Das Ende der freien Wahl

Früher haben sich die Bürger am Wahltag fein herausgeputzt, sich in den Sonntagsstaat gezwängt, bis in die 60er-Jahre herrschte ab dem Vorabend sogar Alkoholverbot. Angemessenen Schrittes und innerlich bewegt ging es zur Wahlzelle ins Wahllokal. Ein Fest der Demokratie – wenn man pathetisch sein will.

Doch dann wurden die Bürger politikverdrossen und zu Nichtwählern. Und die Politiker (in diesem Fall jene der ÖVP) verfielen auf skurrile Ideen: Briefwahl und E-Voting. Ersteres ist bereits beschlossen, die SPÖ hat es abgenickt und im Gegenzug das Wahlrecht ab 16 Jahren bekommen. Das E-Voting soll 2008 beschlossen, bei der ÖH-Wahl getestet und bei der EU-Wahl 2009 in Betrieb genommen werden.
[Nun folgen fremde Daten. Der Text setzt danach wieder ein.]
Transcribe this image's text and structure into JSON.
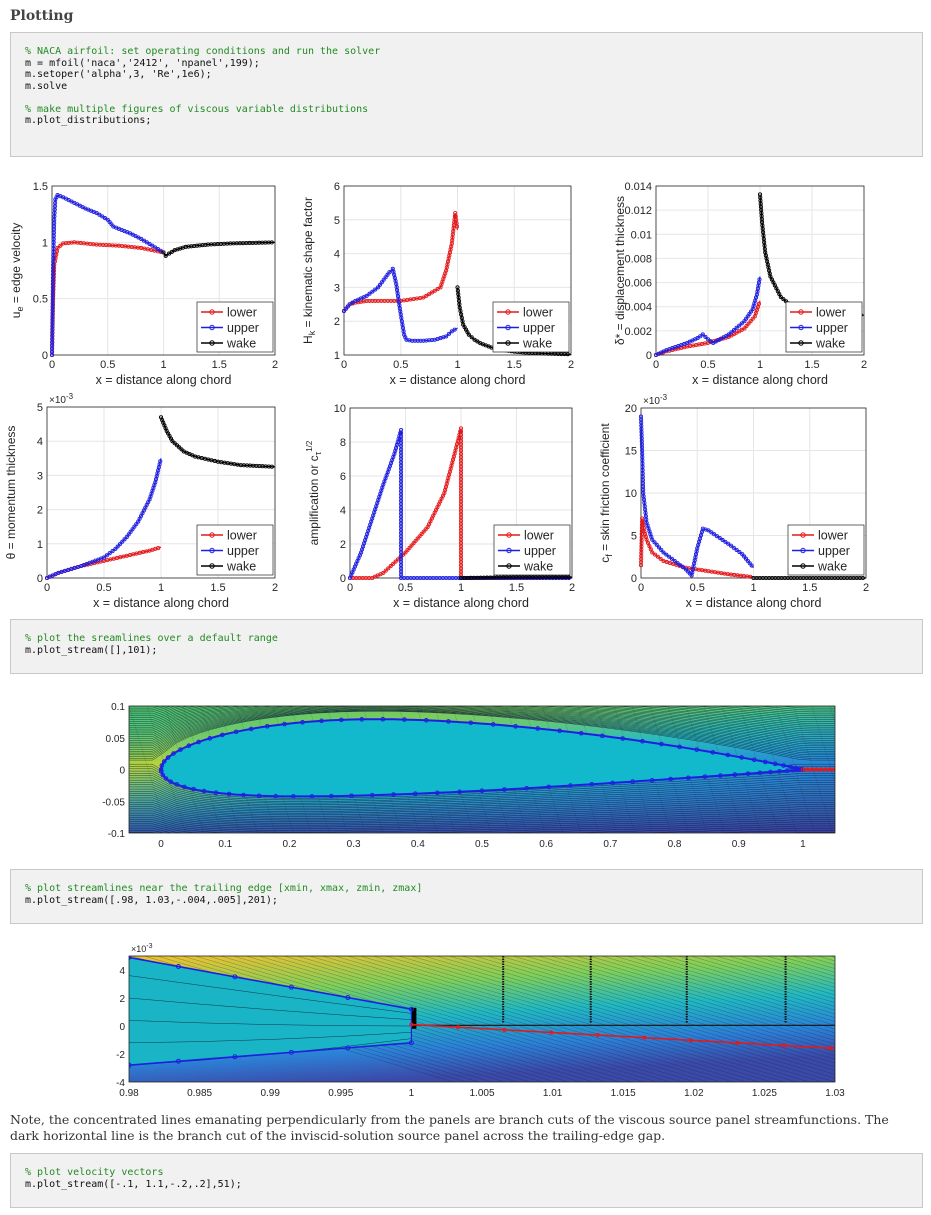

Karl Korinek, der oberste Hüter unserer Verfassung, lehnt dies ab. Mit Recht. Denn die freie, geheime Wahl ist einer der Grundpfeiler unseres Verfassungsstaats. Das Wählen von zuhause aus, ob mit Brief oder Internet, widerspricht diesem Grundgedanken unserer Demokratie.

Die Vorstellung, dass der angestammte Patriarch in den Tiroler Bergen oder der zugewanderte in den Häuserschluchten der Wiener Vorstadt seinen Familienmitgliedern dann mit Nachdruck bedeutet, wo sie ihr Kreuzerl zu machen hätten, ist jedenfalls nicht ganz ins Reich der Fantasie zu verweisen.